Prism, written and directed by Terry Johnson, looks at the latter years of legendary cinematographer Jack Cardiff, when the man who had worked on some of the 20th century's greatest films and who was adored by some of world's most beautiful women was trying to write his autobiography while also suffering from dementia.

Set in Cardiff's garage at his home in the village of Denham, Buckinghamshire (though in reality he lived in Cambridgeshire), the play stars Lindsay as Cardiff, Tara Fitzgerald as his wife Nicola, Victoria Blunt as his carer Lucy, and Oliver Hembrough as his son Mason.

Surrounded by memorabilia from a lifetime of ‘painting with light’, the writing of an autobiography should be easy – were it not for the fact that Jack would now rather live in the past than remember it.

Sporadic and inconsistent memories of his fascinating past come through in ever-more imaginative ways - with old actors he worked with even making an appearance (impressively played by the other cast members) - and Lindsay portrays Jack brilliantly, his vulnerability and confusion really shining through.

Prism
Prism

Ultimately, the play is desperately sad as Jack's behaviour becomes ever more erratic and his inability to remember even the simplest things in his recent and faraway past truly highlights the tragedy of progressive memory loss.
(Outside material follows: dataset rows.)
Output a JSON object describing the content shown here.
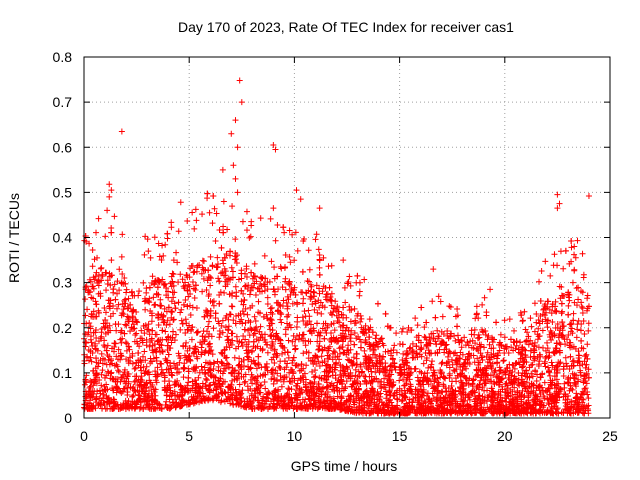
{
  "chart_data": {
    "type": "scatter",
    "title": "Day 170 of 2023, Rate Of TEC Index for receiver cas1",
    "xlabel": "GPS time / hours",
    "ylabel": "ROTI / TECUs",
    "xlim": [
      0,
      25
    ],
    "ylim": [
      0,
      0.8
    ],
    "xticks": [
      0,
      5,
      10,
      15,
      20,
      25
    ],
    "yticks": [
      0,
      0.1,
      0.2,
      0.3,
      0.4,
      0.5,
      0.6,
      0.7,
      0.8
    ],
    "xtick_labels": [
      "0",
      "5",
      "10",
      "15",
      "20",
      "25"
    ],
    "ytick_labels": [
      "0",
      "0.1",
      "0.2",
      "0.3",
      "0.4",
      "0.5",
      "0.6",
      "0.7",
      "0.8"
    ],
    "grid": true,
    "marker": "+",
    "color": "#ff0000",
    "notable_points": [
      {
        "x": 1.8,
        "y": 0.635
      },
      {
        "x": 7.4,
        "y": 0.748
      },
      {
        "x": 7.5,
        "y": 0.7
      },
      {
        "x": 7.2,
        "y": 0.66
      },
      {
        "x": 7.0,
        "y": 0.63
      },
      {
        "x": 7.3,
        "y": 0.6
      },
      {
        "x": 7.1,
        "y": 0.56
      },
      {
        "x": 7.2,
        "y": 0.53
      },
      {
        "x": 7.3,
        "y": 0.5
      },
      {
        "x": 6.6,
        "y": 0.55
      },
      {
        "x": 9.0,
        "y": 0.605
      },
      {
        "x": 9.1,
        "y": 0.595
      },
      {
        "x": 9.0,
        "y": 0.465
      },
      {
        "x": 1.2,
        "y": 0.518
      },
      {
        "x": 1.3,
        "y": 0.505
      },
      {
        "x": 1.2,
        "y": 0.49
      },
      {
        "x": 4.6,
        "y": 0.478
      },
      {
        "x": 10.1,
        "y": 0.505
      },
      {
        "x": 10.3,
        "y": 0.485
      },
      {
        "x": 11.2,
        "y": 0.465
      },
      {
        "x": 22.5,
        "y": 0.495
      },
      {
        "x": 22.6,
        "y": 0.475
      },
      {
        "x": 22.5,
        "y": 0.465
      },
      {
        "x": 24.0,
        "y": 0.492
      },
      {
        "x": 16.6,
        "y": 0.33
      },
      {
        "x": 19.3,
        "y": 0.285
      },
      {
        "x": 23.3,
        "y": 0.38
      }
    ],
    "density_profile": {
      "hours": [
        0,
        1,
        2,
        3,
        4,
        5,
        6,
        7,
        8,
        9,
        10,
        11,
        12,
        13,
        14,
        15,
        16,
        17,
        18,
        19,
        20,
        21,
        22,
        23,
        24
      ],
      "typical_max": [
        0.3,
        0.34,
        0.3,
        0.3,
        0.32,
        0.34,
        0.36,
        0.38,
        0.32,
        0.32,
        0.3,
        0.3,
        0.26,
        0.24,
        0.18,
        0.14,
        0.18,
        0.2,
        0.18,
        0.2,
        0.16,
        0.18,
        0.26,
        0.28,
        0.3
      ],
      "typical_min": [
        0.02,
        0.02,
        0.02,
        0.02,
        0.02,
        0.03,
        0.04,
        0.03,
        0.02,
        0.02,
        0.02,
        0.02,
        0.02,
        0.01,
        0.01,
        0.01,
        0.01,
        0.01,
        0.01,
        0.01,
        0.01,
        0.01,
        0.01,
        0.01,
        0.01
      ],
      "point_count": 5200
    }
  }
}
There are plenty of funny moments, but not of a level befitting the raucous laughter coming from the person behind me, and some lovely touches on the set, such as a pair of red shoes (from the 1948 masterpiece The Red Shoes) hanging from the ceiling.

The backgrounds are great too. The garage is expertly created and portraits of famous actresses hang on the wall and change.

Prism
Prism

A jungle backdrop from one of his most famous films sets the scene at the start of the second half - all to illustrate the famed cinematographer's fragile state of mind - and some of Hollywood's most iconic actors are vividly brought to life.

I might have got slightly bored at times throughout the play were it not for Lindsay's mesmerising performance, which really brings Jack Cardiff to life and made me want to learn more about him.

I believe a film of his life is planned - let's hope it gets made.

Prism is on at the Cambridge Arts Theatre until Saturday, November 23.

The play starts at 7.45pm each day, with 2.30pm matinee performances on the Thursday and the Saturday.